The only way to diagnose the illness is through laparoscopic surgery (pictured above), which is currently ranked as an elective, exploratory surgery, meaning you either pay thousands of dollars for surgery through the private system (even with private health insurance), or you wait years to have surgery through the public system. 

Endometriosis can affect various systems throughout women's bodies, including Urinary, Reproductive, Digestive and Thoracic. This debilitating disease can take away the ability to have a child, work, be physically active, escape pain, commit to education and affects intimacy. 

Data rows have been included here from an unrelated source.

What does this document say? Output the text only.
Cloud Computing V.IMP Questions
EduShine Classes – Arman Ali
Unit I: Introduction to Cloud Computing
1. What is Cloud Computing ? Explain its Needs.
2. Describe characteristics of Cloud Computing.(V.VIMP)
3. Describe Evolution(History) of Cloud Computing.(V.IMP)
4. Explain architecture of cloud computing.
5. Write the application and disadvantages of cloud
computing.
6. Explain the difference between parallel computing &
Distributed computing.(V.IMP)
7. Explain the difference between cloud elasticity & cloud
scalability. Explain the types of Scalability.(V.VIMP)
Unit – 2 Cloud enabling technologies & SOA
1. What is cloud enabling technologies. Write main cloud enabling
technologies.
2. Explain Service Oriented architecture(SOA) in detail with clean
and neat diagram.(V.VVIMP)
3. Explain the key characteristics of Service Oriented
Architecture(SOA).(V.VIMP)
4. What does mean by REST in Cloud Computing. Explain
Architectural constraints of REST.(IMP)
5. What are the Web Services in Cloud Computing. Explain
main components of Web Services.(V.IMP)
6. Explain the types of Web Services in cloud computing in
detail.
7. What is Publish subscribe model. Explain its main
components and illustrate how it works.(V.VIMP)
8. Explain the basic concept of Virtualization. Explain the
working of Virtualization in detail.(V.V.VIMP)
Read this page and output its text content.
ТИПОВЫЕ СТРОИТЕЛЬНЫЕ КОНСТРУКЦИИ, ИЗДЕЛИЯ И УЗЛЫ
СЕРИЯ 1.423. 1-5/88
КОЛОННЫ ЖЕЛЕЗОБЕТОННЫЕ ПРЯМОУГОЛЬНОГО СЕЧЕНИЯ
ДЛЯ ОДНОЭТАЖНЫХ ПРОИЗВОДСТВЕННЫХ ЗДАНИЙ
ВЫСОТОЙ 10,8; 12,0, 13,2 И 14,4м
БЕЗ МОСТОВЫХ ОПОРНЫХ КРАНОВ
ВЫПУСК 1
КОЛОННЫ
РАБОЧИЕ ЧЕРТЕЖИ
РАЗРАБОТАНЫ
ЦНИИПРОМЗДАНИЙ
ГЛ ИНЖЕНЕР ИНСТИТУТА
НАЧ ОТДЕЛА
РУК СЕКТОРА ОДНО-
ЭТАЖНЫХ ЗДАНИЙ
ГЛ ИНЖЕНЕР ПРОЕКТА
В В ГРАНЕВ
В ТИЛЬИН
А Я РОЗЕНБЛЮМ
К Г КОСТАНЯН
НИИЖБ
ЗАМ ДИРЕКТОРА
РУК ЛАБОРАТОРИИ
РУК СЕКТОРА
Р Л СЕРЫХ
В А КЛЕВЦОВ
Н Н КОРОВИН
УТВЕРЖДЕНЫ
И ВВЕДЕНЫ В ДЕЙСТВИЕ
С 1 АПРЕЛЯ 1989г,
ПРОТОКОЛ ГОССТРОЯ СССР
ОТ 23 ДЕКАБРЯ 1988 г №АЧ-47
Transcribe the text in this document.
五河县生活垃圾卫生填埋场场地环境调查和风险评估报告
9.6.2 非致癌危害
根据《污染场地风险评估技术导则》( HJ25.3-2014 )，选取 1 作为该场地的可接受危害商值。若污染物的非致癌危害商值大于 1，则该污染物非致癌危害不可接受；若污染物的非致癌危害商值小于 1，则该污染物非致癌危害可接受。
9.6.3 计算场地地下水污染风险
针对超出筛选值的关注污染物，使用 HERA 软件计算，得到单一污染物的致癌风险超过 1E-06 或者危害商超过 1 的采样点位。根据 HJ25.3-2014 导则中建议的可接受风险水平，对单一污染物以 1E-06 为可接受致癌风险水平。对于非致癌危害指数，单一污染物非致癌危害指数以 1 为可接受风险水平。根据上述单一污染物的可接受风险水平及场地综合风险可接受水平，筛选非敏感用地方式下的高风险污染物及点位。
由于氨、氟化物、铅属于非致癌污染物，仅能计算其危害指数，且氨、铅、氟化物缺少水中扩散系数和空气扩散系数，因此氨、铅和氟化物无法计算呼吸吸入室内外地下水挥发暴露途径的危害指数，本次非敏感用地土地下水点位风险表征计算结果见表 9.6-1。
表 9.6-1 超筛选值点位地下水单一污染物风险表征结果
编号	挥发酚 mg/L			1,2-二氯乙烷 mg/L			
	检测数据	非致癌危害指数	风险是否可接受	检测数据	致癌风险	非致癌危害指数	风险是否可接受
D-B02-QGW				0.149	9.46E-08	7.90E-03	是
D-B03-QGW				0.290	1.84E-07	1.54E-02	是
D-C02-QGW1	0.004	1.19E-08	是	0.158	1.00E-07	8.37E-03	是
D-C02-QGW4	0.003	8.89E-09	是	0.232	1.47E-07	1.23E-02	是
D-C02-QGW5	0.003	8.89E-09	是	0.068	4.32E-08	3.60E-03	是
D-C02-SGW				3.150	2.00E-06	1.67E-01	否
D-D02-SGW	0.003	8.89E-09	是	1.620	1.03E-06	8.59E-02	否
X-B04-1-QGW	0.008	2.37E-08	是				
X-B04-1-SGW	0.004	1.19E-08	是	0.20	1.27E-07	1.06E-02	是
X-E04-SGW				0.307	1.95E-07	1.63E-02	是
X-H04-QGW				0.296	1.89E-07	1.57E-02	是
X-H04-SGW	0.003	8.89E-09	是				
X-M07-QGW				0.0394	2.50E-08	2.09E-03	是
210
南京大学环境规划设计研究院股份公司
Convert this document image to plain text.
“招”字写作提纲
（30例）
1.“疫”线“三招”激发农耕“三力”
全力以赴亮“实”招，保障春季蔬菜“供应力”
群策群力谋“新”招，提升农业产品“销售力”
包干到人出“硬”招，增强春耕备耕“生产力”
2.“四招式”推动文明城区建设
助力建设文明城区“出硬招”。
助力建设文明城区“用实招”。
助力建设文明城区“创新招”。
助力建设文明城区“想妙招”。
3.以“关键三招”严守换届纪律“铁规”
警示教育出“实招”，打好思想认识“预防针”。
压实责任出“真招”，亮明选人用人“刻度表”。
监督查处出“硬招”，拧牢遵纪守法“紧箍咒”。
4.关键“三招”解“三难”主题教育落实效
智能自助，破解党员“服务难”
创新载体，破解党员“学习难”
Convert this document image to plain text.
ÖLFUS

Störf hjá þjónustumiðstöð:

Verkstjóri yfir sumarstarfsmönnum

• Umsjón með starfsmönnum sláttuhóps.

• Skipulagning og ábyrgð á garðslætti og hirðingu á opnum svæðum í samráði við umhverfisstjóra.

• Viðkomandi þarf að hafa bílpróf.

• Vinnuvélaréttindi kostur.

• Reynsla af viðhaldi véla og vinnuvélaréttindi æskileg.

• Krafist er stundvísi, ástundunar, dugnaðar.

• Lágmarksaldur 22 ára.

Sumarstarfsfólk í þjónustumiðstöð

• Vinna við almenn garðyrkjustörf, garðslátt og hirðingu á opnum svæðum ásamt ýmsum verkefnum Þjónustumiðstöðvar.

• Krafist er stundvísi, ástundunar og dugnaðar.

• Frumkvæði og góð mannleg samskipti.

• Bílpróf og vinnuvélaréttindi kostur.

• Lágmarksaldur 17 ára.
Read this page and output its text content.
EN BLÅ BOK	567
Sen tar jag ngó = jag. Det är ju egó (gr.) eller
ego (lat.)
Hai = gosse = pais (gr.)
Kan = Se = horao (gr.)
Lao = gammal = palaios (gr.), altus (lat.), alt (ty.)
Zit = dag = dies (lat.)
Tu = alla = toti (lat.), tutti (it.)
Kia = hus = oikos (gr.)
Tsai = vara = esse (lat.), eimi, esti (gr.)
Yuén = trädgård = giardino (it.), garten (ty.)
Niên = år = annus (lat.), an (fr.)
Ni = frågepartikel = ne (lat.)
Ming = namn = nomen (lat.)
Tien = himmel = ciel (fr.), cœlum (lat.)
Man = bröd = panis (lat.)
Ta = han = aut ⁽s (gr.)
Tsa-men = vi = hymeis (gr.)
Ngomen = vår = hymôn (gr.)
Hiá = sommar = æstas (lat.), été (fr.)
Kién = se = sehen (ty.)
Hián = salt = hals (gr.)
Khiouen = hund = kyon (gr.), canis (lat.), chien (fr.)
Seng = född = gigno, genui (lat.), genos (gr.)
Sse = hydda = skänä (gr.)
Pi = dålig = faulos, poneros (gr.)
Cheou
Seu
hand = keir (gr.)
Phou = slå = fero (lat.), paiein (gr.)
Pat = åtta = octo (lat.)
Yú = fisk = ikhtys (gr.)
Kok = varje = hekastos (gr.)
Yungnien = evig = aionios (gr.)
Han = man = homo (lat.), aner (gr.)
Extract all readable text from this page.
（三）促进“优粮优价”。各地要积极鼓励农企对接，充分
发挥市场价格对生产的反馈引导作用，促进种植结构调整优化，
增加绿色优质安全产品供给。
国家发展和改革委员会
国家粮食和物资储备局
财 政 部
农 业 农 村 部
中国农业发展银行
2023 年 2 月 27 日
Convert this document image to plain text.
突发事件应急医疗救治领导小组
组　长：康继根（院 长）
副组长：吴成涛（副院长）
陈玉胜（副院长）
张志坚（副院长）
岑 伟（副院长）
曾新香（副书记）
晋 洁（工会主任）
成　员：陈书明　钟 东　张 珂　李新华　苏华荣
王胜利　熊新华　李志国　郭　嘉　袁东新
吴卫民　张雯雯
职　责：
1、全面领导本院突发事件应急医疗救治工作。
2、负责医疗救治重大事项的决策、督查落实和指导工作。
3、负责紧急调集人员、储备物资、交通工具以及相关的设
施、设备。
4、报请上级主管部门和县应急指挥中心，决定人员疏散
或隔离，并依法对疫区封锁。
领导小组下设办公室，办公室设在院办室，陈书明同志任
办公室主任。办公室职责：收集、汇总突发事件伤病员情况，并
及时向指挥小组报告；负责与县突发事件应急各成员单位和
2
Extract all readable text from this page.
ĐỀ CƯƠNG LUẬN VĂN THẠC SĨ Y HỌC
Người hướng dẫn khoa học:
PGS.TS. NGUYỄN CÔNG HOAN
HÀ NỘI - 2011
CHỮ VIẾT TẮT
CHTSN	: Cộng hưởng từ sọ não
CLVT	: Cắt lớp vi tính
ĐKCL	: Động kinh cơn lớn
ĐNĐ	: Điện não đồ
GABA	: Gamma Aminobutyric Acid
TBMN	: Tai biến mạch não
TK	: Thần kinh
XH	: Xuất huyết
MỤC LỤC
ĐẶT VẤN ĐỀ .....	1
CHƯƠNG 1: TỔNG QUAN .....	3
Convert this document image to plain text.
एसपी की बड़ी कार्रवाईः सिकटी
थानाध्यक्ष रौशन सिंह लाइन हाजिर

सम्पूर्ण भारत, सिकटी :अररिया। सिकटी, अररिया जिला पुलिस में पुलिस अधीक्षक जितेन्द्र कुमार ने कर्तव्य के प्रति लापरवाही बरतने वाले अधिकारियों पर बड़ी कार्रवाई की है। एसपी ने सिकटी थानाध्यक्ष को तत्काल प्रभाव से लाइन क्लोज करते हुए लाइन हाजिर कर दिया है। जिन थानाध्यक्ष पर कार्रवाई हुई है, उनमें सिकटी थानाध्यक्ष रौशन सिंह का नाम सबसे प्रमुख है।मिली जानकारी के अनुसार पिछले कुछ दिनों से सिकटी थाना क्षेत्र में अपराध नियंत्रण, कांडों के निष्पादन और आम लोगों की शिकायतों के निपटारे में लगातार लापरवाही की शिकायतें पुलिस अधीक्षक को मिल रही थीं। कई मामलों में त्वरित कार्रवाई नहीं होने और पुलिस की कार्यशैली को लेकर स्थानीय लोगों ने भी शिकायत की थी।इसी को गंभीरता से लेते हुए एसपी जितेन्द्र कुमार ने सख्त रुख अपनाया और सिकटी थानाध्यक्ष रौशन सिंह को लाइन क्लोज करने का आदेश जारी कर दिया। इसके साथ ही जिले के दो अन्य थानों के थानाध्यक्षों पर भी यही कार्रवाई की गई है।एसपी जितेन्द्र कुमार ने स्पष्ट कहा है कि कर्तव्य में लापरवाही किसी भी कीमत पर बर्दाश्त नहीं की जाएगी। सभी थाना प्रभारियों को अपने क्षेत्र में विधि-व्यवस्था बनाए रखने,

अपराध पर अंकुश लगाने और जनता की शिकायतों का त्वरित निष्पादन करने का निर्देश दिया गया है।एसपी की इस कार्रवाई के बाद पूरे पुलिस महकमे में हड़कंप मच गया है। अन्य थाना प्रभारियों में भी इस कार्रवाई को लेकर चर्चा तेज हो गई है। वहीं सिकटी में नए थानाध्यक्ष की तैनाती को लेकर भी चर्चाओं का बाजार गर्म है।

There is currently no cure for endometriosis. Sufferers are treated with various hormone medications that are not currently listed on the Pharmaceutical Benefits Scheme. Visanne, is a common medication used for the treatment of endometriosis symptoms and is currently priced at around $85 per month. As there is no cure for this disease, patients do not have a 'finish line' to stop purchasing this medication. As many sufferers are unable to sustain employment, the medicinal costs are somewhat impossible to maintain. This cost is on top of surgery costs, extensive physiotherapy, constant blood tests and specialist appointments 

I am calling upon the Australian Government Department of Health to list Endometriosis medication on the Pharmaceutical Benefits Scheme, and treat endometriosis like the public health issue that it truly is.